Watching the group ring bells feels less like watching a band play music and more like watching a team play sport. The focus is incredible – split exactly between keeping their own time, and making sure they’re keeping in time with everybody else. When you’re sitting among them, it’s easy to forget that eight hunks of carefully crafted metal are swinging above us. Above the bells are little wooden slats which let the sound out.
In between changes, the ringers sit and chat. Some of them text. Some of them go over the pieces of music in the well-worn, browned books, with those blue and red zigzags going down the page. During an especially complicated ring, a ringer called Nick sits next to me. “I got into this because of my sister when I was nine,” he says. “She quite fancied a bellringer, and so she brought me along to the church.” He’s been trying to learn one piece for about three years in Auckland. He admits with a smile that he’s still “frankly shit” at it.
Why does he keep turning up? He shrugs, and says, “Your voice becomes part of the song.” Like any band, really. But not every band is made up of people moving several hundred kilograms of metal in unison. You can see how it would get addictive.
When the clock hits 9.15pm, rehearsal comes to a close with a grandsire triples round (a complex one, I’m told). Some ringers’ eyes dart between each other, watching for people falling behind. The less experienced ringers keep their eyes on their own rope. Watching them, it’s easy to forget that outside the tower, outside this tiny Sunday School room, tens of thousands of people can hear them.

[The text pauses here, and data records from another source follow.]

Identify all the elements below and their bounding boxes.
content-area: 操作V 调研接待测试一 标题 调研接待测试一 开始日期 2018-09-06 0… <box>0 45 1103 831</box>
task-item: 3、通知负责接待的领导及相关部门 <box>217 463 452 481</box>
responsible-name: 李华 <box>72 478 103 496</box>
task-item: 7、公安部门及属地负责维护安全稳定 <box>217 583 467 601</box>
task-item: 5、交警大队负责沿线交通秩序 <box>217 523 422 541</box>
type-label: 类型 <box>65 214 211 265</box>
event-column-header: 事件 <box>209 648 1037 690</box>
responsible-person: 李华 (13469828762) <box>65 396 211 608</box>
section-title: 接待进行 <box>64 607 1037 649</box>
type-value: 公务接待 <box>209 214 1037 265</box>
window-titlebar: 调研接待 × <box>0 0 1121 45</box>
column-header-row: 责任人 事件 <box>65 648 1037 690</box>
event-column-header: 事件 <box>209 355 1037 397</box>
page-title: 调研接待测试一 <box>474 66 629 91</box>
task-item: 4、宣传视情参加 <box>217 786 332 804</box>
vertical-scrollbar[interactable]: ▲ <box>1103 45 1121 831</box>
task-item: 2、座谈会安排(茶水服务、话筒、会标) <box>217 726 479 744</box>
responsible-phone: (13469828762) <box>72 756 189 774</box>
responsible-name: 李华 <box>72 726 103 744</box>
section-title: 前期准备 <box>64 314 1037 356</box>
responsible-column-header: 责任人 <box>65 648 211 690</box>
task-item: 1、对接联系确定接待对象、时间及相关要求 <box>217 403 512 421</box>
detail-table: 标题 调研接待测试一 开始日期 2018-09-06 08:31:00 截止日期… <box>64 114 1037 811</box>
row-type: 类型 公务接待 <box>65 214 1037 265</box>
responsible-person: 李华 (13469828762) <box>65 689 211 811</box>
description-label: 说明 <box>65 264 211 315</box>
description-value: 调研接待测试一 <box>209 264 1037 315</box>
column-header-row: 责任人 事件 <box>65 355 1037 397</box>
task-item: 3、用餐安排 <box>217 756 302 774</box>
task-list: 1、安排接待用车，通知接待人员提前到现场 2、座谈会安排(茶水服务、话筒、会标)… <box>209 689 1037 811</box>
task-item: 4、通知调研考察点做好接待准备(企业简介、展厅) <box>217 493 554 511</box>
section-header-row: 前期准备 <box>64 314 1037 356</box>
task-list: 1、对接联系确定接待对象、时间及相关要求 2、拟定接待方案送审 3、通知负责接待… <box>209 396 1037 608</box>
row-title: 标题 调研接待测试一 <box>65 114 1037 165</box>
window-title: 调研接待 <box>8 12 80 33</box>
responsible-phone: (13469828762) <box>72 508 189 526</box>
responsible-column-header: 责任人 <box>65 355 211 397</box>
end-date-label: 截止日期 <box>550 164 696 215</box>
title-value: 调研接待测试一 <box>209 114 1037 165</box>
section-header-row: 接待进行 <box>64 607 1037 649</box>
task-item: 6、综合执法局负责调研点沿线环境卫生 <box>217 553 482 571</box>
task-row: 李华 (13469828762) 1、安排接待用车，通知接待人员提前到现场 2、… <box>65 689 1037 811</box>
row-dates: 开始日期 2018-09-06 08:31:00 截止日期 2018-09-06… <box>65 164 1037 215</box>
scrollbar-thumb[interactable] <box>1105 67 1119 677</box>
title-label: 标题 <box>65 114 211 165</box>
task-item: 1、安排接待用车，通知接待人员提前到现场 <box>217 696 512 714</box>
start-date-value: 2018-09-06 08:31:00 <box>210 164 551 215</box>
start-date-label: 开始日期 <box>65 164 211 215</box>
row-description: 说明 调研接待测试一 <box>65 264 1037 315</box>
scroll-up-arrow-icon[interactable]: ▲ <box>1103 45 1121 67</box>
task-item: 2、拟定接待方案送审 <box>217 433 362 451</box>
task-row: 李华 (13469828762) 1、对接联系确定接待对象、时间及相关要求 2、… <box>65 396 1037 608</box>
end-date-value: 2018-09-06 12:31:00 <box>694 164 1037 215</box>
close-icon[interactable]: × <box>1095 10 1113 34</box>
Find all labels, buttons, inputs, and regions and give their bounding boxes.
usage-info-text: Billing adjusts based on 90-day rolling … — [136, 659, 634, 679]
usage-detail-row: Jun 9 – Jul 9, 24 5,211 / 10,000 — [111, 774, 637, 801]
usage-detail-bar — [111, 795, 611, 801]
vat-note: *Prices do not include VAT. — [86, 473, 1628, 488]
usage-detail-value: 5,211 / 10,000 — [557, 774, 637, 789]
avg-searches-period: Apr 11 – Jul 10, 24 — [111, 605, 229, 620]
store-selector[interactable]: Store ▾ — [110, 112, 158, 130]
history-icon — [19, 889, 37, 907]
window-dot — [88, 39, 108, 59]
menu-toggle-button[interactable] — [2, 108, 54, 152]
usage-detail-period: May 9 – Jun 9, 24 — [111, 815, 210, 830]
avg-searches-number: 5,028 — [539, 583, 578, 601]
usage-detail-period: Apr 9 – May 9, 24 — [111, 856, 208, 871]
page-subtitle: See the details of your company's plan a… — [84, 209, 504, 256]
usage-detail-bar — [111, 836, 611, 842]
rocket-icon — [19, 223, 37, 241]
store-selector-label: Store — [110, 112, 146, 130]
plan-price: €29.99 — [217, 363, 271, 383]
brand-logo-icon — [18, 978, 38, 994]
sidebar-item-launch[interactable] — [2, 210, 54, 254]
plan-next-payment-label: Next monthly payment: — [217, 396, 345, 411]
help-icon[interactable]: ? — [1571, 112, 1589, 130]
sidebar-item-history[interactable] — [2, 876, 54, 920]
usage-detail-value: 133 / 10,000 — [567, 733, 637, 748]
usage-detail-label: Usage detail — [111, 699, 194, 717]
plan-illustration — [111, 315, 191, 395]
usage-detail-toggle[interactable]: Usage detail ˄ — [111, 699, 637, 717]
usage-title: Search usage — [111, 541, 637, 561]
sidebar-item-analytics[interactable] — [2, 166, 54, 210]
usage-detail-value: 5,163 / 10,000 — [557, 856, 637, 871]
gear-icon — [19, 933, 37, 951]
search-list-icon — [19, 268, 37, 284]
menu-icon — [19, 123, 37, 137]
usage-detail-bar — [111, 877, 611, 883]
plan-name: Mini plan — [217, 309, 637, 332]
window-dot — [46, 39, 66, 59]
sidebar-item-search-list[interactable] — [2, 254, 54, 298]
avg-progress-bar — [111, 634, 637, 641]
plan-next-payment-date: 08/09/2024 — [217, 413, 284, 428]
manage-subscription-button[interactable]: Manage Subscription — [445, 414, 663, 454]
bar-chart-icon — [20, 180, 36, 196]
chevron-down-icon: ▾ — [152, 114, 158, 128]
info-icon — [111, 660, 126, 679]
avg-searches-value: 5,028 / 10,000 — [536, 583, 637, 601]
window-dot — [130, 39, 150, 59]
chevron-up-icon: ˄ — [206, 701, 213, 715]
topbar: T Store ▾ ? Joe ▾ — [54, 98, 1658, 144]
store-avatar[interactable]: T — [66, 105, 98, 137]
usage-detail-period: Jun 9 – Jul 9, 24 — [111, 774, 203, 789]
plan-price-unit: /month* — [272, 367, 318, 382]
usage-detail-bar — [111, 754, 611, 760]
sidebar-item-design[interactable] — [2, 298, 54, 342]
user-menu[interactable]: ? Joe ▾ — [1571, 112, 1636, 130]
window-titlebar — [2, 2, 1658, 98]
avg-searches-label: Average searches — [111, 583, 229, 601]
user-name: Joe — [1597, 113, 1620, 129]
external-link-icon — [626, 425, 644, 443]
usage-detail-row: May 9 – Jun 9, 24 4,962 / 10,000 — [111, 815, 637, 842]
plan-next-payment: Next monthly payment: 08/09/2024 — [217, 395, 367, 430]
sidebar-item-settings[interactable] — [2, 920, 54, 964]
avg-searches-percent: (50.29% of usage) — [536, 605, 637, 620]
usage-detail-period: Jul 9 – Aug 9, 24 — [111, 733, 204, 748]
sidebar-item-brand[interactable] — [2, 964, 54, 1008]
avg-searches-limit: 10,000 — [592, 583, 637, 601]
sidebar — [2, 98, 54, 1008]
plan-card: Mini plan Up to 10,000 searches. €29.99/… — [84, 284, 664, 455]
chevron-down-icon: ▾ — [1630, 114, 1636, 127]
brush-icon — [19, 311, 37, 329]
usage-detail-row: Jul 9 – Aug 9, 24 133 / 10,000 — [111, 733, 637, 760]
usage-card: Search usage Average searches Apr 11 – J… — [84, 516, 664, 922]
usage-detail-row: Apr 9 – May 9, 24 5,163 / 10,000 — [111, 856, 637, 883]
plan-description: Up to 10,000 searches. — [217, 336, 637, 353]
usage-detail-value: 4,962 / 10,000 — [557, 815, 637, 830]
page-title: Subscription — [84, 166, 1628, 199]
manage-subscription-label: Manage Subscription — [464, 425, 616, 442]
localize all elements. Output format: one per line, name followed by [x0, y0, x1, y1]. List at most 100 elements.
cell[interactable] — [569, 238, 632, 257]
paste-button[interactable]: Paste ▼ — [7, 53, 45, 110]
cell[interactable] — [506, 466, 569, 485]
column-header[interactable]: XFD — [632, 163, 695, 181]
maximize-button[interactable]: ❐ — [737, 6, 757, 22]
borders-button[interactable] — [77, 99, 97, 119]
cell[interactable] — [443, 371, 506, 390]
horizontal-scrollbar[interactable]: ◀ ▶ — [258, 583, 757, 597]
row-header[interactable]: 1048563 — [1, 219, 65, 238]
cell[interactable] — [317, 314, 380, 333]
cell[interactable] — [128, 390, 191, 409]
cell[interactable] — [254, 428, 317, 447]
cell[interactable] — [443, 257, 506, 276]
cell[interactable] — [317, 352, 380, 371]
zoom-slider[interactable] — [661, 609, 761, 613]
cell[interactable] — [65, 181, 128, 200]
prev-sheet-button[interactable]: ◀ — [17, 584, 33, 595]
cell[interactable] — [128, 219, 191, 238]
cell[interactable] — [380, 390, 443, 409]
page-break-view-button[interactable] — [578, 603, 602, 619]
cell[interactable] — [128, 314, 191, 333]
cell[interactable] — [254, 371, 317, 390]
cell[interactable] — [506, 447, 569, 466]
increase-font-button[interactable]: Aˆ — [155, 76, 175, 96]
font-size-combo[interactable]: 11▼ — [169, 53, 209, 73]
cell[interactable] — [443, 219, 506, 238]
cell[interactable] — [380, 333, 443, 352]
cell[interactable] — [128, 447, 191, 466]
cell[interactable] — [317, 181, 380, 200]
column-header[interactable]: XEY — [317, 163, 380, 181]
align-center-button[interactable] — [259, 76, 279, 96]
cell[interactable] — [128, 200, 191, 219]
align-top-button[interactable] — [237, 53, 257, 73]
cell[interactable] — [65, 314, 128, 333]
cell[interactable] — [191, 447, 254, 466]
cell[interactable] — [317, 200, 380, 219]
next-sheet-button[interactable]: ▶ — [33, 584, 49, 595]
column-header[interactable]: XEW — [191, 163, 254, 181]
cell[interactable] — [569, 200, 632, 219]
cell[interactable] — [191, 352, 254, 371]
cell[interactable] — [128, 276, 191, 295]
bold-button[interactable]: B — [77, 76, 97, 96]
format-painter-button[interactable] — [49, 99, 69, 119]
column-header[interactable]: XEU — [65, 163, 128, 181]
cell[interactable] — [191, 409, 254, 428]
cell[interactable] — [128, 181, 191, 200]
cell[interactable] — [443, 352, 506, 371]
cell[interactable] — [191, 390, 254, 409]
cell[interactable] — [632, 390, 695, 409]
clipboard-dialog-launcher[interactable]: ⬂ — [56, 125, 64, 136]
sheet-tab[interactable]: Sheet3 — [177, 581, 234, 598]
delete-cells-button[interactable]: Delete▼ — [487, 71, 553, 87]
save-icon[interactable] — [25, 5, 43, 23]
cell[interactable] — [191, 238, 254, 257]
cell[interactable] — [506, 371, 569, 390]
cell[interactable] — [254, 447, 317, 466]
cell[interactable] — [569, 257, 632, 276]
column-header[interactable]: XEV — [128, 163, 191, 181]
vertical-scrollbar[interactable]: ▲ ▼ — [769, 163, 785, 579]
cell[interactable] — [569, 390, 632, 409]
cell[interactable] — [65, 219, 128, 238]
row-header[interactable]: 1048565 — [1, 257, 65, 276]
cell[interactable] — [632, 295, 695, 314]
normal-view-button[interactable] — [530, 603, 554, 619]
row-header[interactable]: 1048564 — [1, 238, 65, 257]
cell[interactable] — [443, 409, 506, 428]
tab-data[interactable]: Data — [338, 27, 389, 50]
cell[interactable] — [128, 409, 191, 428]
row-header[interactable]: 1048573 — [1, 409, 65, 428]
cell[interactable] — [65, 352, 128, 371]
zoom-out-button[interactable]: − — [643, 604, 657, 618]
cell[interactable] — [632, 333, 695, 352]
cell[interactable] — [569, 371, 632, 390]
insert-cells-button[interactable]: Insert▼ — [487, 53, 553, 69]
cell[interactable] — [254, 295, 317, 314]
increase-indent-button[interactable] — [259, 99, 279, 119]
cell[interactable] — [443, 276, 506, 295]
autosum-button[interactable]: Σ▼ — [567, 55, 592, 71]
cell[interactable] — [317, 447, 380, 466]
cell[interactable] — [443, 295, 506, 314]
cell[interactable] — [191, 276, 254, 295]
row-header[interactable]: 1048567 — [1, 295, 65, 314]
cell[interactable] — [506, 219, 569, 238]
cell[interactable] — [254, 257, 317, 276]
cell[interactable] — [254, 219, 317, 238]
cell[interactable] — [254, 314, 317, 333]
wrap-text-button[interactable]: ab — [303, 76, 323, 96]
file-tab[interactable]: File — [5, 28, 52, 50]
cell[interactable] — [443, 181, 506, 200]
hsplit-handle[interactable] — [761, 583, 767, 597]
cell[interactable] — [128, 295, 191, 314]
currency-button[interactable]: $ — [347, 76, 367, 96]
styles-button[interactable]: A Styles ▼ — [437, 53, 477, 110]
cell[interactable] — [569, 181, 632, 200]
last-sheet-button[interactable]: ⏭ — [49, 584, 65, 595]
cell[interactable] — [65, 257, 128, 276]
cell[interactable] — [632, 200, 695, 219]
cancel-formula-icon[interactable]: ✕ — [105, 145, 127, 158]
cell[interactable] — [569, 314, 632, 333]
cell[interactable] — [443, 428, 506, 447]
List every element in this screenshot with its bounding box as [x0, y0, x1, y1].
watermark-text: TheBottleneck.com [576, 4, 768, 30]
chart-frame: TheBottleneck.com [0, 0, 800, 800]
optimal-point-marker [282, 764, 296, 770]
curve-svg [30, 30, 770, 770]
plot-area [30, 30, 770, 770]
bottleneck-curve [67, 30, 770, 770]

Before the end of each round, the caller yells out, “That’s all.” Occasionally, they vary it with the decidedly more elegant, “This is all”. A few more bells ring, before stopping. A hum continues. For a few seconds, you’re not hearing the bells but feeling them in your chest. Outside, it resonates through the CBD, bringing a little bit more life to it. The eight people step back, they nod, their job done. That’s all.